From a photograph by W. Kurtz

SAMUEL J. TILDEN, GOVERNOR OF NEW YORK, 1875–76

From a photograph owned by F. H. Meserve

SENATOR ZACHARIAH CHANDLER

Chairman of the Republican National Committee
in the Hayes-Tilden campaign.

Reconstruction was breaking down of its very weight and rottenness. The panic of 1873 reacted against the party in power. Dissatisfaction with Grant, which had not sufficed two years before to displace him, was growing apace. Favoritism bred corruption, and corruption grew more and more defiant. Succeeding, scandals cast their shadows before. Chickens of “carpet-baggery” let loose upon the South were coming home to roost at the North. There appeared everywhere a noticeable subsidence of the sectional spirit and a rising tide of the national spirit. Reform was needed alike in the State governments and the National government, and the cry for reform proved something other than an idle word. All things made for Democracy.

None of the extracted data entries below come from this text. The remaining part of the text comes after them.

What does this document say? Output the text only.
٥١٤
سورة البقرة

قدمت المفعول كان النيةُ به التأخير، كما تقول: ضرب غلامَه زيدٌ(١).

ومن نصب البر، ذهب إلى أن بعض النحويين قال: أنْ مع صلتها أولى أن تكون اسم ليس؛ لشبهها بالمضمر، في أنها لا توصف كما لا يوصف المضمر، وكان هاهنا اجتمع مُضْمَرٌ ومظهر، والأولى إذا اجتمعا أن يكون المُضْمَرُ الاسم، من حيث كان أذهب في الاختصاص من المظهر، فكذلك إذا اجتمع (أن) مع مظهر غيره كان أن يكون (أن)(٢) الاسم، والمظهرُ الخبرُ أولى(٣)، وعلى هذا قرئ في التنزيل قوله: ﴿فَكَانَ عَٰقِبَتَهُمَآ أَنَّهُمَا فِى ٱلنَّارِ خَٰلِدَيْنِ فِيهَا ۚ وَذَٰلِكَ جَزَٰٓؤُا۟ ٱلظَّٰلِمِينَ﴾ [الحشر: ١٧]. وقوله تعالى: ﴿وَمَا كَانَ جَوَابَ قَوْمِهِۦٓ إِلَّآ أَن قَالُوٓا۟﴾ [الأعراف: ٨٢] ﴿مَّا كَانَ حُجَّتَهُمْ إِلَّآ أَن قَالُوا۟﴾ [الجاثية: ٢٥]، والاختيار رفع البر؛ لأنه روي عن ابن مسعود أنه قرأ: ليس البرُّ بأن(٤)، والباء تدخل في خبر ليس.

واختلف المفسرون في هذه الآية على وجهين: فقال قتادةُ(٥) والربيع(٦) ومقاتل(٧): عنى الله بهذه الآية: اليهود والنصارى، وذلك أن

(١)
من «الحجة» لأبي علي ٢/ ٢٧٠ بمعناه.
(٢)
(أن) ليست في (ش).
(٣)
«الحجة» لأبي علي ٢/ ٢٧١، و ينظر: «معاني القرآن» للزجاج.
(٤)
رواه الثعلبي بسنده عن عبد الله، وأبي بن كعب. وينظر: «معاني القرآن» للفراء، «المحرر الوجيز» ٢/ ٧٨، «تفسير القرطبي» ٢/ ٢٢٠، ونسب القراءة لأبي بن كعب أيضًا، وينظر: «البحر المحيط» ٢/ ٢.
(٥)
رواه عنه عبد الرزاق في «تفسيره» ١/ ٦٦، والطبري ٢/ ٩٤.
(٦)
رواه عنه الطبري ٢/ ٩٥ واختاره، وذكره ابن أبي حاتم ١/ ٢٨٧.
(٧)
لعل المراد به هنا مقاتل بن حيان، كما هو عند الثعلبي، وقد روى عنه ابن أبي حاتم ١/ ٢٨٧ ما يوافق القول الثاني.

Yet there were many and serious handicaps. The light and leading of the historic Democratic party which had issued from the South were in obscurity and abeyance, while most of those surviving who had been distinguished in the party conduct and counsels were disabled by act of Congress. Of the few prominent Democrats left at the North, many were tainted by what was called Copperheadism (sympathy with the Confederacy). To find a chieftain wholly free from this contamination, Democracy, having failed of success in presidential campaigns not only with Greeley but with McClellan and Seymour, was turning to such disaffected Republicans as Chase, Field, and Davis of the Supreme Court. At last Heaven seemed to smile from the clouds upon the disordered ranks and to summon thence a man meeting the requirements of the time. This was Samuel Jones Tilden.